Thank you. (Applause)
Discussion
So what is going to happen? I think those who are more lawyers are going to need more advice from doctors; that is definitely going to be the case. Whether they will be better coroners or not so good coroners we shall have to wait and see. But the idea is that coroners are definitely becoming more like judges; they take the judicial oath, they are trained by the Judicial College, which trains all judges; they are subject to the same complaints procedure now as all judges; more like judges.
If I can just come back to one point you have mentioned, which just comes across my mind, about the new legal qualification. The best sort of background now for a coroner might be somebody…. Well, one of the new coroners that was recently appointed, she was a nurse originally, which is good, but, even if she hadn’t been a nurse, her recent work had been as a solicitor doing clinical negligence work, so a mixture of law and medicine, a good mixture. So that is the sort of coroner we may be looking for, to come forward with a legal qualification.
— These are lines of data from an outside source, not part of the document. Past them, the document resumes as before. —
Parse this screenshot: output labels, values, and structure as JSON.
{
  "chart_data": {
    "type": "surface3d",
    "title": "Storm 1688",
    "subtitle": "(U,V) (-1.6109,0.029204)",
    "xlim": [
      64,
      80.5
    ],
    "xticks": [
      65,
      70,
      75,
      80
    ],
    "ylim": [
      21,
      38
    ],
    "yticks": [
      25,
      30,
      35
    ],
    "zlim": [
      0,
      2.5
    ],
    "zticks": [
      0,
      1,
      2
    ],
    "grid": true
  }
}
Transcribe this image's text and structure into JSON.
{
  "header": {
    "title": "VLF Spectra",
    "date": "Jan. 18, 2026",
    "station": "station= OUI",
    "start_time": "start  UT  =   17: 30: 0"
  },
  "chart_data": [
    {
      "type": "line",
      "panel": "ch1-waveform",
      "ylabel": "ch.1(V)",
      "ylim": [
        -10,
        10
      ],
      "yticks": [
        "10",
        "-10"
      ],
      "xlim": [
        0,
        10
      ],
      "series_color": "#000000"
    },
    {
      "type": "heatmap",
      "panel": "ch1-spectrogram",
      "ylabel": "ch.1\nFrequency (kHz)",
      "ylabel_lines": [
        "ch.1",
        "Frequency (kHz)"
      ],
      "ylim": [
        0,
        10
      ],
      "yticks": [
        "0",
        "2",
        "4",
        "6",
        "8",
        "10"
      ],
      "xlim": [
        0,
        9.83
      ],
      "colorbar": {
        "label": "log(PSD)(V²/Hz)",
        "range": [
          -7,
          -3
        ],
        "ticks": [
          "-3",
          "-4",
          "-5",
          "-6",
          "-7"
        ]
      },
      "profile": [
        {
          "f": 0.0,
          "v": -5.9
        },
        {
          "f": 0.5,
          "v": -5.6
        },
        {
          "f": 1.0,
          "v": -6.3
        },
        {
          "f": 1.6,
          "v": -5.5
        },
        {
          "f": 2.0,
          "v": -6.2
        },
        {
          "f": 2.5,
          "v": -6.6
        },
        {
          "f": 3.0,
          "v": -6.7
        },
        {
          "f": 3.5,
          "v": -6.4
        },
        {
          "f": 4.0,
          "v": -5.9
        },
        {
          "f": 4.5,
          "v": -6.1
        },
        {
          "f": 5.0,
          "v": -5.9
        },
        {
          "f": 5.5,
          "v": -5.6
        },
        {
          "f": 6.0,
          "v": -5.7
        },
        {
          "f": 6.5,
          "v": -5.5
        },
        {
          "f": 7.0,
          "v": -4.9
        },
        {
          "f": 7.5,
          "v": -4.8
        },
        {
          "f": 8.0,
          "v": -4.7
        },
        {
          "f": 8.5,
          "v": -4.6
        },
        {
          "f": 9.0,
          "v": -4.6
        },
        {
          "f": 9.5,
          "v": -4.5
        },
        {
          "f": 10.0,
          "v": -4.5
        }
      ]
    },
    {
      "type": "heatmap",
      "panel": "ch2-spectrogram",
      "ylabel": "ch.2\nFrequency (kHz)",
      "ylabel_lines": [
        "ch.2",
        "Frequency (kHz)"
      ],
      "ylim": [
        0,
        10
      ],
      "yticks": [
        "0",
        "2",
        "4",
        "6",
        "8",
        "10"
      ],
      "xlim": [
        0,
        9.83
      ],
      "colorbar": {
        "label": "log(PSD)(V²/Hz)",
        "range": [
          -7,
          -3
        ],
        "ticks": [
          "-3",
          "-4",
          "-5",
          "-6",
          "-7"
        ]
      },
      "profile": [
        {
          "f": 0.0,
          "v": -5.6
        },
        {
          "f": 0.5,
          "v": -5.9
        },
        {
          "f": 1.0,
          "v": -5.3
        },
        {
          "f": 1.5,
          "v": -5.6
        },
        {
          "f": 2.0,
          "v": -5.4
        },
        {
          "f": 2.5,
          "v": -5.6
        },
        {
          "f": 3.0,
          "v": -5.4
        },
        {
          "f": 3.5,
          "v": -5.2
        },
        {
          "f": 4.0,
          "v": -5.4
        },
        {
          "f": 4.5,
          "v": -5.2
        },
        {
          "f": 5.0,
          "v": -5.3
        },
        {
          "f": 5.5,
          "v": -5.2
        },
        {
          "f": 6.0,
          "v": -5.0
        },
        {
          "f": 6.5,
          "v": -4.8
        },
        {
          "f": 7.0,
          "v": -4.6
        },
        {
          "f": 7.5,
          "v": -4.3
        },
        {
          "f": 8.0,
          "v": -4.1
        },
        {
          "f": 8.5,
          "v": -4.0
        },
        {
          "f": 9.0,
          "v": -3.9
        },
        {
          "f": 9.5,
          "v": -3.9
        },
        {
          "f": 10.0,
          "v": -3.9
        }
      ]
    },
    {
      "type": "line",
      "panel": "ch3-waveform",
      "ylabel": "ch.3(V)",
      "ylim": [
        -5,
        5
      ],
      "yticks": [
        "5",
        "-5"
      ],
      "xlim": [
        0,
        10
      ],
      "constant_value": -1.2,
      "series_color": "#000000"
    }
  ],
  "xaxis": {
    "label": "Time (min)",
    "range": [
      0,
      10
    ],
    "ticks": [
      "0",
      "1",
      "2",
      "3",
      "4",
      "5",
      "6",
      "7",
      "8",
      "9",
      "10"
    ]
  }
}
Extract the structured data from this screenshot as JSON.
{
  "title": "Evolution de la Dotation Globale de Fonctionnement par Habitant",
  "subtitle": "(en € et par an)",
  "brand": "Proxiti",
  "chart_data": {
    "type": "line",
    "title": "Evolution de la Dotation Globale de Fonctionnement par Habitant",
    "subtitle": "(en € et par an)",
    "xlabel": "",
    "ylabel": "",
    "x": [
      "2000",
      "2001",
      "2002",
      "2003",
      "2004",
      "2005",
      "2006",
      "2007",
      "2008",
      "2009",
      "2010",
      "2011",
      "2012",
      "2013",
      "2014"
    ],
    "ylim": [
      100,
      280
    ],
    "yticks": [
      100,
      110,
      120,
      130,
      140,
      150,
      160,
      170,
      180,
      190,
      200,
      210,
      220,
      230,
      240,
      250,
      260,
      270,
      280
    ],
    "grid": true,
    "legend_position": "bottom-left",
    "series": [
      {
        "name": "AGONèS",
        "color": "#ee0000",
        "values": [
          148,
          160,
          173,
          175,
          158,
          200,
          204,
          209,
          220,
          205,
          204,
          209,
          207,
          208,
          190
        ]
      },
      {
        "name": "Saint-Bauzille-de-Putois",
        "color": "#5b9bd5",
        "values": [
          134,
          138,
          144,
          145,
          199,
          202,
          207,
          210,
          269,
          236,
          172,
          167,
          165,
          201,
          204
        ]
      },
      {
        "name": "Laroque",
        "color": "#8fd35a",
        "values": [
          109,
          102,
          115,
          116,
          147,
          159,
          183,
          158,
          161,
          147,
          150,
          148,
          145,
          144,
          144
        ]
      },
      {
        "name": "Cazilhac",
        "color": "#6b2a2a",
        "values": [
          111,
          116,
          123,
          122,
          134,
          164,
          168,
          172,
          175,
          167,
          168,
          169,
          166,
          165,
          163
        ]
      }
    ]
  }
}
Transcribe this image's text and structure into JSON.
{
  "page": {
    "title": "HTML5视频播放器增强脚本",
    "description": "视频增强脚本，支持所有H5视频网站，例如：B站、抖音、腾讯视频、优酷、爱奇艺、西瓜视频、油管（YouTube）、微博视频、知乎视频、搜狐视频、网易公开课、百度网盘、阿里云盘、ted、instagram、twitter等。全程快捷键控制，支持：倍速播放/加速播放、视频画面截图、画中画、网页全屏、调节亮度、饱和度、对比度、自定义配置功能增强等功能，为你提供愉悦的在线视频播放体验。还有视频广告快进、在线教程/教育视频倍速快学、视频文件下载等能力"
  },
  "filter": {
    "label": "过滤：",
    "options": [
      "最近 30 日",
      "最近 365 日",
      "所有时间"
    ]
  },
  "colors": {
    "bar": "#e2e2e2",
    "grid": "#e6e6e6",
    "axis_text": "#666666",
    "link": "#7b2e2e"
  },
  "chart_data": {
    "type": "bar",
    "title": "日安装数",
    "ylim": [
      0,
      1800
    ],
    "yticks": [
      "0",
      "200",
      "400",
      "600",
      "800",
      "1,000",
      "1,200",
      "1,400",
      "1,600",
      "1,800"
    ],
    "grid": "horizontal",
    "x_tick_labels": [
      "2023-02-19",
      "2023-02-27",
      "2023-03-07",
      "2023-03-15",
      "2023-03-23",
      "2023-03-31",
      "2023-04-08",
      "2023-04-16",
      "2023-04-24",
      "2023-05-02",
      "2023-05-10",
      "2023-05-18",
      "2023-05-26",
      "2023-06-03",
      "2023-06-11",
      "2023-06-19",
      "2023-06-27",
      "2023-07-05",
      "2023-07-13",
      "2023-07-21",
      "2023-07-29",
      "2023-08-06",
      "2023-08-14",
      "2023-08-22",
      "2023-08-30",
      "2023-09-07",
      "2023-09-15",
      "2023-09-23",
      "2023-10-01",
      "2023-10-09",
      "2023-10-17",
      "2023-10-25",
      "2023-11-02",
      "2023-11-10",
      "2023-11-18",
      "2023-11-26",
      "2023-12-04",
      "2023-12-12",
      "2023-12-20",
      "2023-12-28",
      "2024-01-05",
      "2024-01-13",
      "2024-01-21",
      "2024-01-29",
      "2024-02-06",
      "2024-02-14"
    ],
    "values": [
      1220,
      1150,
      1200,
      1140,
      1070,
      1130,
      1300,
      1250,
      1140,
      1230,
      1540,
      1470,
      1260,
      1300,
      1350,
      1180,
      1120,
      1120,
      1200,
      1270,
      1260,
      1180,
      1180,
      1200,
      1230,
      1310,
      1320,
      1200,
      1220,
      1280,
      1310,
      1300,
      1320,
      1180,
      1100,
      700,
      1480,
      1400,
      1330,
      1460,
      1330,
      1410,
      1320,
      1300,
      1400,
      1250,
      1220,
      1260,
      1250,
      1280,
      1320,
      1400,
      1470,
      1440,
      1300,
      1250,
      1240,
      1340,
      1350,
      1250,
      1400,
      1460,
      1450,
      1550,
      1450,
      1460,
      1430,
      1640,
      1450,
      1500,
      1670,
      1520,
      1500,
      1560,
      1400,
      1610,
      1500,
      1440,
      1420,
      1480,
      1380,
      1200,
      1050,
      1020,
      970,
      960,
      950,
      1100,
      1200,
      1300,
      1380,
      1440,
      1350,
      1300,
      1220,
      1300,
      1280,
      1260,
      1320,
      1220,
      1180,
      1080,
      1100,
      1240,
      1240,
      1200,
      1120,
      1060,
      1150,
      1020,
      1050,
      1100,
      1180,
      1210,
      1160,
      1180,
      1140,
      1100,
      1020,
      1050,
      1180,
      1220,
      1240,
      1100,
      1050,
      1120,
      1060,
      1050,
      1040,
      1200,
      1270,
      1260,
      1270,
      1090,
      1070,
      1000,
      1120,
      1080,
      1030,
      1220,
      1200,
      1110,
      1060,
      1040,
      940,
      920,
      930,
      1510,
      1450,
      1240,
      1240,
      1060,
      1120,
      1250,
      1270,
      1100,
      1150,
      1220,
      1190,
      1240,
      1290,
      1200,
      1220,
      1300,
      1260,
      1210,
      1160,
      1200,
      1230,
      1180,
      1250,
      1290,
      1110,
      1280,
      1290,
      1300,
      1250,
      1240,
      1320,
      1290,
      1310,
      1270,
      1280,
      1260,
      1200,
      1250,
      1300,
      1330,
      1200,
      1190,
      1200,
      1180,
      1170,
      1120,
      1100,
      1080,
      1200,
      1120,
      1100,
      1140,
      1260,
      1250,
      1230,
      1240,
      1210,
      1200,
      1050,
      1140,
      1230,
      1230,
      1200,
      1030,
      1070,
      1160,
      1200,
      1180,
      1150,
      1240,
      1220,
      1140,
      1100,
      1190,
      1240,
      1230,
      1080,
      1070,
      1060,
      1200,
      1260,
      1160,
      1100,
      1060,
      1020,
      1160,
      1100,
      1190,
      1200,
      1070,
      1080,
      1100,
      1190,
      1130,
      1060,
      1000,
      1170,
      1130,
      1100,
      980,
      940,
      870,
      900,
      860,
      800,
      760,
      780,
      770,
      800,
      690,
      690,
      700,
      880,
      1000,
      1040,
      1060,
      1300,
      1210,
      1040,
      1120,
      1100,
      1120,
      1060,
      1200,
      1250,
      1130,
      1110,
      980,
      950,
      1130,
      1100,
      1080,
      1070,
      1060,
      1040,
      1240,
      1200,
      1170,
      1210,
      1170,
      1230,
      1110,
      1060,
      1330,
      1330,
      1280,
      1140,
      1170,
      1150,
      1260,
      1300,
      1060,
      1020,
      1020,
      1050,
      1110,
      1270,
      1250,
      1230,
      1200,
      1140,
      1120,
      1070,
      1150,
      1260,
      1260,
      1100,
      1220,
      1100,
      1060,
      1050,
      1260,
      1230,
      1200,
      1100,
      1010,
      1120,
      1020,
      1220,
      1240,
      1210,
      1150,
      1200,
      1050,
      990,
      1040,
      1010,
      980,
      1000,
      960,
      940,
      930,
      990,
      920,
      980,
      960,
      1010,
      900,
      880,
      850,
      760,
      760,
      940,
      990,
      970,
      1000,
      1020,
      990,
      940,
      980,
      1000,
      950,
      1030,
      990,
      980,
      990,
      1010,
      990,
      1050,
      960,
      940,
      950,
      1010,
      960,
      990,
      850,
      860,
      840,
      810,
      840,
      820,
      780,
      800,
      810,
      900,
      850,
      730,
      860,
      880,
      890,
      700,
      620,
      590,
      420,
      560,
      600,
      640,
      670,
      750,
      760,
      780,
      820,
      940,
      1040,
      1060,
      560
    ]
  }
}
Anyway, her suggestion was that the Registrars could collect the money. They already collect a little bit for the payment of the certificates. I said “Well, yes, that is very interesting.” There were a number of people round the table and I just said it was slightly unfortunate there wasn’t anybody here from the registration office. The Registrar General wasn’t there. Nobody was there to sort of talk about it. So that didn’t go very far. There is some talk at the moment about having something half-way. I don’t know the detail. It has been talked about a little bit, it’s called “medical examiner light”, slightly derogatorily, and there was supposed to be, and is still supposed to be, a consultation process about the system. It was due in March; it was due in June; it is due now; it has not come. They have appointed a – well, it is not quite clear actually whether he is temporary or provisional; there isn’t a word which goes with it – National Medical Examiner. Somebody has been appointed, but there was absolutely no fanfare about it. You couldn’t find it on the Department of Health website, you couldn’t find it anywhere, but I received a letter from him. So it is all very uncertain. Six months ago I would have said it’s going to die the death. Sorry, that is an unfortunate phrase to use in my line of work, but it was fading away. Then the Francis Report really kick-started it again, I think, and so there is a feeling that there should be something, but money is a problem. The latest I heard was maybe the Treasury might pay. It seems unlikely, but… (Laughter)
I don’t think that is the best way, not any more. So it can be done, but it is difficult with the lack of resources, it is difficult without a national scheme, but with good senior coroners working to build up a team it can be done, and effectively, and I can show you parts of the country where it does really work well, and that is what I am working towards.
You are an honorary member for the next year – we won’t ask you for a subscription – so, if you have time, we would be very happy to see you here. Thank you very much.
Footnotes
A meeting of the Society was held at the Medical Society of London, 11 Chandos Street, Cavendish Square, London, W1G 9EB, on Thursday, 17 October 2013. The President, Dr Martin Mansell, was in the Chair.